ERYTHRITOL

New specification prepared at the 53rd JECFA (1999) and published in FNP 52 Add 7. ADI "not specified", established at the 53rd JECFA in 1999.

SYNONYMS

Meso-erythritol; tetrahydroxybutane; erythrite.

DEFINITION

Obtained by fermentation of starch enzyme hydrolysate (from starches such as wheat and corn) by safe and suitable food grade osmophilic yeasts such as Moniliella pollinis or Trichosporonoides megachilensis. The heat-sterilized broth is filtered, purified by ion exchange resin, activated charcoal and ultrafiltration, crystallised washed and dried.

Chemical names

1,2,3,4-Butanetetrol

C.A.S. number

149-32-6

Chemical formula

C₄H₁₀O₄

Structural formula

Formula weight

122.12

Assay

Not less than 99% after drying

DESCRIPTION

White, odourless, non-hygroscopic, heat-stable crystals. It has a sweetness approximately 60-80% that of sucrose.

FUNCTIONAL USES

Flavour enhancer, humectant, carrier, sweetener.

CHARACTERISTICS

IDENTIFICATION

Solubility (FNP 5)

Freely soluble in water, slightly soluble in ethanol, insoluble in diethyl ether

Melting range (FNP 5)

Between 119 and 123º

Main peak in HPLC (FNP 5)

The retention time of the major peak in the chromatogram of the Assay Solution corresponds to that in the chromatogram of the Standard Solution obtained in the Assay.

PURITY

Loss on drying (FNP 5)

Not more than 0.2% (70°, 6 h, in a vacuum desiccator)

Sulfated ash (FNP 5)

Not more than 0.1%
Test 2 g of the sample (Method I)

Reducing substances (FNP 5)

Not more than 0.3% calculated as D-glucose (Method I)

Ribitol and glycerol

Not more than 0.1%
See description under TESTS

Lead (FNP 5)

Not more than 0.5 mg/kg
Prepare a sample solution as directed for organic substances in the Limit Test and determine by atomic absorption spectroscopy

TESTS

PURITY TESTS

Ribitol and glycerol

In the chromatogram obtained from the Assay Solution as directed in the Procedure under Method of Assay, the elution pattern may include individual minor peaks representing glycerol and ribitol. The retention times for ribitol and glycerol, relative to erythritol (1.0), are approximately 0.93 and 1.10, respectively.
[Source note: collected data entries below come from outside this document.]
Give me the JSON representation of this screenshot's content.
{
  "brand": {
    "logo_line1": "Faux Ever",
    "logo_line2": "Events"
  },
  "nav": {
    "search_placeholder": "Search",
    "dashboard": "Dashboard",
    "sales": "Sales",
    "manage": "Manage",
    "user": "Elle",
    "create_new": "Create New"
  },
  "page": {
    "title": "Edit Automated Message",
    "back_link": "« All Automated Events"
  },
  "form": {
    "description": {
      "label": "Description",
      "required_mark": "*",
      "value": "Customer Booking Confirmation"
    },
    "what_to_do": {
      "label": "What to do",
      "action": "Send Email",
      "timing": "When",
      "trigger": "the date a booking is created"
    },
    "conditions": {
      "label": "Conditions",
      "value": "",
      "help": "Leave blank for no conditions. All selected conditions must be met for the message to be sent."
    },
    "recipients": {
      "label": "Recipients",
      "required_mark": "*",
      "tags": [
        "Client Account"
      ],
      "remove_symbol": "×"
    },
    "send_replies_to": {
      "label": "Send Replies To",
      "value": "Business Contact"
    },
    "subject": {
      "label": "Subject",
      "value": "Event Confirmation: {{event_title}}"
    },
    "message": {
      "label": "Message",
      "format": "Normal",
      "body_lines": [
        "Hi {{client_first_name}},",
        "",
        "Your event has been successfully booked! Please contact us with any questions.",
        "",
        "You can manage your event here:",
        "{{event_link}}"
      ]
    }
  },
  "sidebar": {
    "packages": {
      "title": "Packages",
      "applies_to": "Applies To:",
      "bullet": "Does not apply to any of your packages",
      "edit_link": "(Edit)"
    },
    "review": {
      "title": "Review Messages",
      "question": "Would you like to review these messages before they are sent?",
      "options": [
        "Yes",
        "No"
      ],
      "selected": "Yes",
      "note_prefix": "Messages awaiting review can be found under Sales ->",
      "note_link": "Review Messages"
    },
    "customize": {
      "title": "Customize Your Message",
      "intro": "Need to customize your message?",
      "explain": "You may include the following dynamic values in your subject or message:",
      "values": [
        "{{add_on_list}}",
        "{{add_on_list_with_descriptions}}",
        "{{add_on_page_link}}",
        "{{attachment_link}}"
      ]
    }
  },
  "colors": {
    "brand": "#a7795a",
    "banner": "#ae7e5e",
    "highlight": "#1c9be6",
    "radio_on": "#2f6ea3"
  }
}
Measure the peak responses for erythritol (E), glycerol (G), and ribitol (R), and calculate the total area (T). Calculate the percentage of glycerol in the sample by the formula % glycerol = 100G/T, and the percentage of ribitol by the formula % ribitol = 100R/T. The sum of the % glycerol and the % ribitol is not greater than 0.1%.

METHOD OF ASSAY

Determine the erythritol content of the sample by liquid chromatography (FNP 5).

Mobile phase

Deionized water

Standard Solution

Transfer about 2 g of Standard Erythritol, previously dried in a vacuum desiccator at 70º for 6 hr and accurately weighed to the nearest 0.1 mg (W), into a 50 ml volumetric flask, dissolve in and dilute to volume with deionized water and mix. Filter the solution through a disposable 0.45 µm filter before use in the Procedure.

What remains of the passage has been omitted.